Point de vue. Pour la sécurité du monde, l’abolition complète et contrôlée de toutes les armes nucléaires est la seule issue.
Par Daniel Durand (*)
Les modifications de la doctrine nucléaire militaire, publiées par plusieurs journaux américains, sont lourdes de menaces pour la paix et la sécurité de la planète. Elles viennent après l’accélération donnée au programme de " guerre des étoiles II " ou " bouclier antimissile " par le président Bush, après la formidable augmentation du budget militaire américain : plus de 48 milliards de dollars (le total du budget militaire français est inférieur à 40 milliards de dollars).
Déjà, de premiers scénarios militaires américains avaient été publiés visant les conditions " d’entrée en force ", c’est-à-dire d’intervention, dans des pays suspectés d’être dans " l’axe du mal ". Comment, derrière ces projets, ne pas voir la vertigineuse tentation d’accompagner les intérêts américains stratégiques, économiques ou politiques, d’une stratégie de " domination totale et globale " (" full spectrum dominance ") ?
La majorité des stratèges estiment les armes nucléaires " inefficaces " sur le plan militaire et sécuritaire, comme l’avaient montré, il y a quelques années l’Appel au désarmement des généraux américains comme Lee Butler et Carol.
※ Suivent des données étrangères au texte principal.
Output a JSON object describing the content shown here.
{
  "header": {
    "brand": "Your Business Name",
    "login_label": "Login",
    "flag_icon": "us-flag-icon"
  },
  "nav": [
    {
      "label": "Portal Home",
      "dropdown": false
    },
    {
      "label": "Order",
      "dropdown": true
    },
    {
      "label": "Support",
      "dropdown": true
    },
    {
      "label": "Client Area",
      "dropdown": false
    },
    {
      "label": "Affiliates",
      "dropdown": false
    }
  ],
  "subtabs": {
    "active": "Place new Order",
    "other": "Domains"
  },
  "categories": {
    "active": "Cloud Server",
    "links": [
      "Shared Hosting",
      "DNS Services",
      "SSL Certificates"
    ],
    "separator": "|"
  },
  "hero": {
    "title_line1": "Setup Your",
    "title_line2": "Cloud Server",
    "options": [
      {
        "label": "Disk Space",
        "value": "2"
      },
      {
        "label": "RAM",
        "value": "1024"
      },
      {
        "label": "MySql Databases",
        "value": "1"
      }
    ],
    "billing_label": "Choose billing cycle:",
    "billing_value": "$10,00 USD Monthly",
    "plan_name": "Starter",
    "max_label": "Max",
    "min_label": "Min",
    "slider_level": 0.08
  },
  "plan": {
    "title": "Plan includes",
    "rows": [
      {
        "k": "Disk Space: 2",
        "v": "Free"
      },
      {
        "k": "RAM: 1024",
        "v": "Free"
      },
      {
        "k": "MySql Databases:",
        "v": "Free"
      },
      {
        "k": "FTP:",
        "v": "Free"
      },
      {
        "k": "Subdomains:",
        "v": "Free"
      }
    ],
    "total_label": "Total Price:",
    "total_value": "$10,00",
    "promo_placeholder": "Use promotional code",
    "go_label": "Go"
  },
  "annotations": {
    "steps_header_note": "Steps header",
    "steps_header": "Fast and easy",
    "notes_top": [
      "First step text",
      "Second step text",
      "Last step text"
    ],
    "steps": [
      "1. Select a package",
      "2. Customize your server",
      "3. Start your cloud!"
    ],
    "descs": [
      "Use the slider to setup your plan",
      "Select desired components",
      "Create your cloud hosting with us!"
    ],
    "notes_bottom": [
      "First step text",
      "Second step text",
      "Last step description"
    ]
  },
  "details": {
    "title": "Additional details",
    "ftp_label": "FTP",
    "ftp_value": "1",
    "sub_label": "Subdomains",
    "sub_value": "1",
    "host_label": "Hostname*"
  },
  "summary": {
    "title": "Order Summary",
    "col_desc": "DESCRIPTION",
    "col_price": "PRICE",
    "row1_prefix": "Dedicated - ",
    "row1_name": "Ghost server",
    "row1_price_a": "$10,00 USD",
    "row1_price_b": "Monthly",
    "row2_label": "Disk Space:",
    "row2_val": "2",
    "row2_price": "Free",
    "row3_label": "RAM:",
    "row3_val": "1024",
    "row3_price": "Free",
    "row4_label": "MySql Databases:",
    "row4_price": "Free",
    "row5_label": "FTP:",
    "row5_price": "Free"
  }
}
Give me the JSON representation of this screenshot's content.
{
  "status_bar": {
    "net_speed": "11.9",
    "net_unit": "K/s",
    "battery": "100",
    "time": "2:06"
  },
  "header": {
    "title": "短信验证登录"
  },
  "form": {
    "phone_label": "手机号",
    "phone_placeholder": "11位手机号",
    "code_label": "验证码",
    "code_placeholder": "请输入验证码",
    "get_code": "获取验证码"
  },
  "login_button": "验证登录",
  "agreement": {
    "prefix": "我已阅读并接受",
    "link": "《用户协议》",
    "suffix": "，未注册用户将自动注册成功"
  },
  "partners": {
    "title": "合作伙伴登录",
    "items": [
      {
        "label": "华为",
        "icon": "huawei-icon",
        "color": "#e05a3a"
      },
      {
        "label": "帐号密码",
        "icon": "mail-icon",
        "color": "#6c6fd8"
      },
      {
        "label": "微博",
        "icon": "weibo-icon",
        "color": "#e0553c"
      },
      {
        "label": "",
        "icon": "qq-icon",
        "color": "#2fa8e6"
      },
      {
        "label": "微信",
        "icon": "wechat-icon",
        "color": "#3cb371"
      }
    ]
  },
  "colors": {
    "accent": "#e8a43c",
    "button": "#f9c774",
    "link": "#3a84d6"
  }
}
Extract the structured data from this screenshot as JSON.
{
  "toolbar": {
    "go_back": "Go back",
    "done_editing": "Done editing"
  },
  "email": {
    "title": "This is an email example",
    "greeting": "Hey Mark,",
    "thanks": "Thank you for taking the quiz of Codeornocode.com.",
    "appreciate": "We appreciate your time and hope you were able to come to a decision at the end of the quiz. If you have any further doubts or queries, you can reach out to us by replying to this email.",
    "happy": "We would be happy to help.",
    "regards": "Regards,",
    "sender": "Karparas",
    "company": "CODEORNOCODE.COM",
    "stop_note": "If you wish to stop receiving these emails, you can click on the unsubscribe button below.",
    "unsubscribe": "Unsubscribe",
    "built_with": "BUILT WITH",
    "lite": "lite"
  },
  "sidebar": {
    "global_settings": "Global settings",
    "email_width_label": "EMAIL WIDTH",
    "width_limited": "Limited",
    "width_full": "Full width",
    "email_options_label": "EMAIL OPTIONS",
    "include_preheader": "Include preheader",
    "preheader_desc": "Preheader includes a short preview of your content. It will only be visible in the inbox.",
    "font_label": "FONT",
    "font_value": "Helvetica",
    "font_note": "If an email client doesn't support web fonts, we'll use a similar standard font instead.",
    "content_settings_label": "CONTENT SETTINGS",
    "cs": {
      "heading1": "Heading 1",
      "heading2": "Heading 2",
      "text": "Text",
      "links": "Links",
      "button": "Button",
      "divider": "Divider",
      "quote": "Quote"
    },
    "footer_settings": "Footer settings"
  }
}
En évoquant à nouveau la possibilité d’utiliser des " mini nukes ", des mini bombes nucléaires, dotées de pouvoirs perforants étendus, les stratèges veulent " banaliser " l’arme nucléaire, en faire une arme de " champ de bataille " comme n’importe quelle arme conventionnelle.
C’est la logique interne d’ailleurs, à plus ou moins long terme (de 2020 à 2050), de tous les programmes de " modernisation " ou de recherche nucléaire menés actuellement, y compris en France, avec le futur Laser Mégajoule. La porte serait ouverte à la relance d’une prolifération nucléaire terrifiante. Nombreux seront les États qui voudront se " garantir " en possédant à leur tour des armes nucléaires ou de destruction massive, chimiques ou biologiques. La politique américaine, en s’attaquant aux traités de limitation de la course aux armements ou de désarmement, comme les traités ABM (antimissiles) ou TNP (non-prolifération nucléaire), soulève le couvercle de la " boîte de Pandore ".
Nous ne pouvons pas laisser faire ! Le Mouvement de la paix vient de décider une grande campagne d’opinion en France pour la relance du désarmement nucléaire, des milliers de cartes-pétitions seront proposées à nos concitoyens. Les ONG de désarmement, en France et dans le monde, avec le réseau Abolition 2000, commencent à se mobiliser pour être présentes nombreuses à New York, du 8 au 19 avril, pour la réunion officielle consacrée à l’examen du traité de non-prolifération nucléaire. Elles feront pression sur les délégués des puissances nucléaires pour leur dire : " Relancez le désarmement nucléaire ! " Nous en serons.
Pour nous, la seule issue au XXIe siècle pour la sécurité du monde, c’est l’abolition complète et contrôlée de toutes les armes nucléaires : là aussi, il faut la " tolérance zéro ". Plus de 180 organisations américaines, progressistes, chrétiennes, non violentes, préparent une grande marche sur Washington DC, le samedi 20 avril, " contre la guerre chez nous et au-dehors ". Nous serons aussi présents. Soutenons-les !
Ce débat sur la sécurité du monde, la lutte contre une militarisation qui serait au service d’une mondialisation néolibérale destructrice de la vie, a été présent à Porto Alegre II, fortement. C’est un formidablement encourageant.
Je crois que ce débat doit être introduit avec force dans l’actuelle campagne électorale présidentielle française. Comment la France va-t-elle agir aujourd’hui et demain pour la construction d’un monde de paix et de justice ? Comment ne pas aborder ces thèmes dans la campagne ? N’est-ce pas parler de la vie de chacun de nous aujourd’hui, de celle de nos enfants et petits-enfants demain, sur ce que nous voulons construire ensemble : une " planète paix " ?
(*) Secrétaire national du Mouvement de la paix.